L’AP est le témoin direct de la façon dont Israël sape systématiquement son autorité en confisquant et en judaïsant des terres et des lieux saints, et de la façon dont les dirigeants du gouvernement ont déclaré la fin des accords d’Oslo, la disparition de l’État palestinien et leur intention d’annexer la majorité de la Cisjordanie occupée. Cette AP se coordonne avec les États-Unis pour obtenir une assistance militaire afin de réprimer la résistance à Jénine, où, selon Axios, « cette opération est un moment décisif pour l’Autorité palestinienne », a déclaré un responsable palestinien. Il semble que l’AP soit engagée dans une course contre la montre pour justifier son existence à la fois auprès de l’occupation et de la nouvelle administration Trump, qui, selon elle, pourrait adopter une position israélienne extrême sur l’annexion des zones C, qui représentent 60 % de la Cisjordanie occupée, mettant ainsi fin au rôle de l’AP. Cela est particulièrement inquiétant car Trump a montré peu d’égards pour les accords d’Oslo ou le processus de paix.
Conformément à la position populaire palestinienne et à la position de la plupart des factions palestiniennes, l’AP doit cesser de quémander des faveurs à Israël, ce qui la prive de son rôle national et de son utilité vis-à-vis du peuple palestinien. Au lieu de cela, tant que l’AP et l’essence même de son existence sont attaquées, elle devrait se concentrer sur le renforcement de son peuple, de sa résistance et de son autonomie, tout en renforçant l’unité nationale et en consolidant les rangs palestiniens… surtout face à une occupation qui ne répond qu’au langage de la force.

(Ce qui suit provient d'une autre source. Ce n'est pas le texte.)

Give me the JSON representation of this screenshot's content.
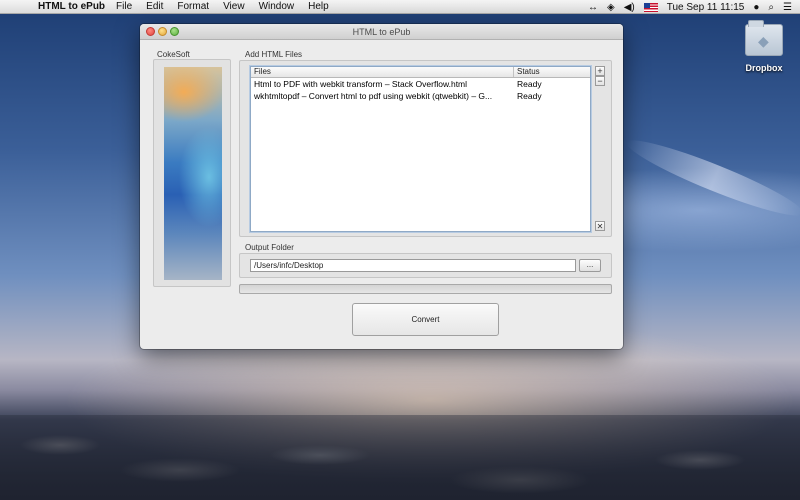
{
  "menubar": {
    "app_name": "HTML to ePub",
    "items": [
      "File",
      "Edit",
      "Format",
      "View",
      "Window",
      "Help"
    ],
    "clock": "Tue Sep 11  11:15"
  },
  "desktop": {
    "icon_label": "Dropbox"
  },
  "window": {
    "title": "HTML to ePub",
    "brand_label": "CokeSoft",
    "files_section_label": "Add HTML Files",
    "table": {
      "columns": [
        "Files",
        "Status"
      ],
      "rows": [
        {
          "file": "Html to PDF with webkit transform – Stack Overflow.html",
          "status": "Ready"
        },
        {
          "file": "wkhtmltopdf – Convert html to pdf using webkit (qtwebkit) – G...",
          "status": "Ready"
        }
      ]
    },
    "add_label": "+",
    "remove_label": "−",
    "clear_label": "✕",
    "output_section_label": "Output Folder",
    "output_path": "/Users/infc/Desktop",
    "browse_label": "...",
    "progress": 0,
    "convert_label": "Convert"
  },
  "colors": {
    "accent": "#3f7fd6",
    "window_bg": "#ececec"
  }
}
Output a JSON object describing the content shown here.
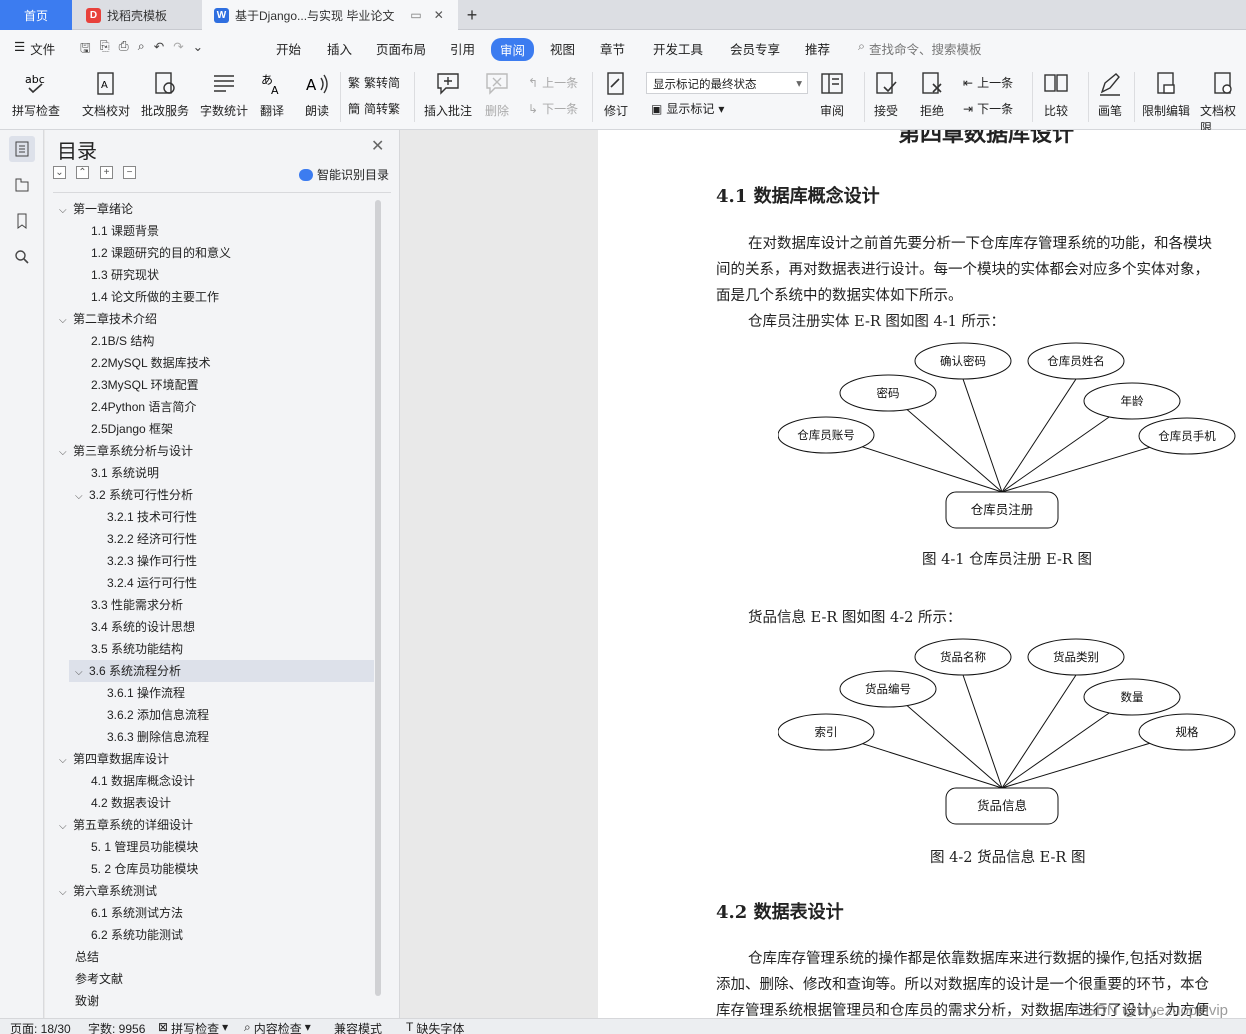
{
  "tabs": {
    "home": "首页",
    "template": "找稻壳模板",
    "doc": "基于Django...与实现 毕业论文"
  },
  "menu": {
    "file": "文件",
    "items": [
      "开始",
      "插入",
      "页面布局",
      "引用",
      "审阅",
      "视图",
      "章节",
      "开发工具",
      "会员专享",
      "推荐"
    ],
    "search": "查找命令、搜索模板"
  },
  "ribbon": {
    "spell": "拼写检查",
    "proof": "文档校对",
    "annotate_service": "批改服务",
    "wordcount": "字数统计",
    "translate": "翻译",
    "read": "朗读",
    "trad": "繁转简",
    "simp": "简转繁",
    "insert_comment": "插入批注",
    "delete": "删除",
    "prev": "上一条",
    "next": "下一条",
    "revise": "修订",
    "final_state": "显示标记的最终状态",
    "show_marks": "显示标记",
    "review": "审阅",
    "accept": "接受",
    "reject": "拒绝",
    "prev2": "上一条",
    "next2": "下一条",
    "compare": "比较",
    "pen": "画笔",
    "restrict": "限制编辑",
    "perm": "文档权限"
  },
  "toc": {
    "title": "目录",
    "smart": "智能识别目录",
    "items": [
      "第一章绪论",
      "1.1 课题背景",
      "1.2 课题研究的目的和意义",
      "1.3  研究现状",
      "1.4 论文所做的主要工作",
      "第二章技术介绍",
      "2.1B/S 结构",
      "2.2MySQL 数据库技术",
      "2.3MySQL 环境配置",
      "2.4Python 语言简介",
      "2.5Django 框架",
      "第三章系统分析与设计",
      "3.1 系统说明",
      "3.2 系统可行性分析",
      "3.2.1  技术可行性",
      "3.2.2  经济可行性",
      "3.2.3 操作可行性",
      "3.2.4 运行可行性",
      "3.3  性能需求分析",
      "3.4 系统的设计思想",
      "3.5 系统功能结构",
      "3.6 系统流程分析",
      "3.6.1 操作流程",
      "3.6.2 添加信息流程",
      "3.6.3 删除信息流程",
      "第四章数据库设计",
      "4.1 数据库概念设计",
      "4.2 数据表设计",
      "第五章系统的详细设计",
      "5. 1 管理员功能模块",
      "5. 2 仓库员功能模块",
      "第六章系统测试",
      "6.1 系统测试方法",
      "6.2 系统功能测试",
      "总结",
      "参考文献",
      "致谢"
    ]
  },
  "doc": {
    "chapter_title": "第四章数据库设计",
    "h41": "4.1 数据库概念设计",
    "p1a": "在对数据库设计之前首先要分析一下仓库库存管理系统的功能，和各模块",
    "p1b": "间的关系，再对数据表进行设计。每一个模块的实体都会对应多个实体对象，",
    "p1c": "面是几个系统中的数据实体如下所示。",
    "p2": "仓库员注册实体 E-R 图如图 4-1 所示：",
    "er1": {
      "center": "仓库员注册",
      "attrs": [
        "仓库员账号",
        "密码",
        "确认密码",
        "仓库员姓名",
        "年龄",
        "仓库员手机"
      ]
    },
    "cap1": "图 4-1 仓库员注册 E-R 图",
    "p3": "货品信息 E-R 图如图 4-2 所示：",
    "er2": {
      "center": "货品信息",
      "attrs": [
        "索引",
        "货品编号",
        "货品名称",
        "货品类别",
        "数量",
        "规格"
      ]
    },
    "cap2": "图 4-2 货品信息 E-R 图",
    "h42": "4.2 数据表设计",
    "p4a": "仓库库存管理系统的操作都是依靠数据库来进行数据的操作,包括对数据",
    "p4b": "添加、删除、修改和查询等。所以对数据库的设计是一个很重要的环节，本仓",
    "p4c": "库存管理系统根据管理员和仓库员的需求分析，对数据库进行了设计，为方便"
  },
  "status": {
    "page": "页面: 18/30",
    "words": "字数: 9956",
    "spell": "拼写检查",
    "content": "内容检查",
    "compat": "兼容模式",
    "font": "缺失字体"
  },
  "watermark": "CSDN @biyezuopinvip",
  "colors": {
    "accent": "#3c7cf0"
  }
}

Cependant, la direction de l’AP semble déterminée à mettre fin à son mandat d’une manière cohérente avec son schéma historique (au cours des 17 dernières années), en se réduisant au rôle de pire direction d’un peuple luttant pour sa libération nationale, en se retranchant dans des intérêts personnels et des luttes intestines entre factions.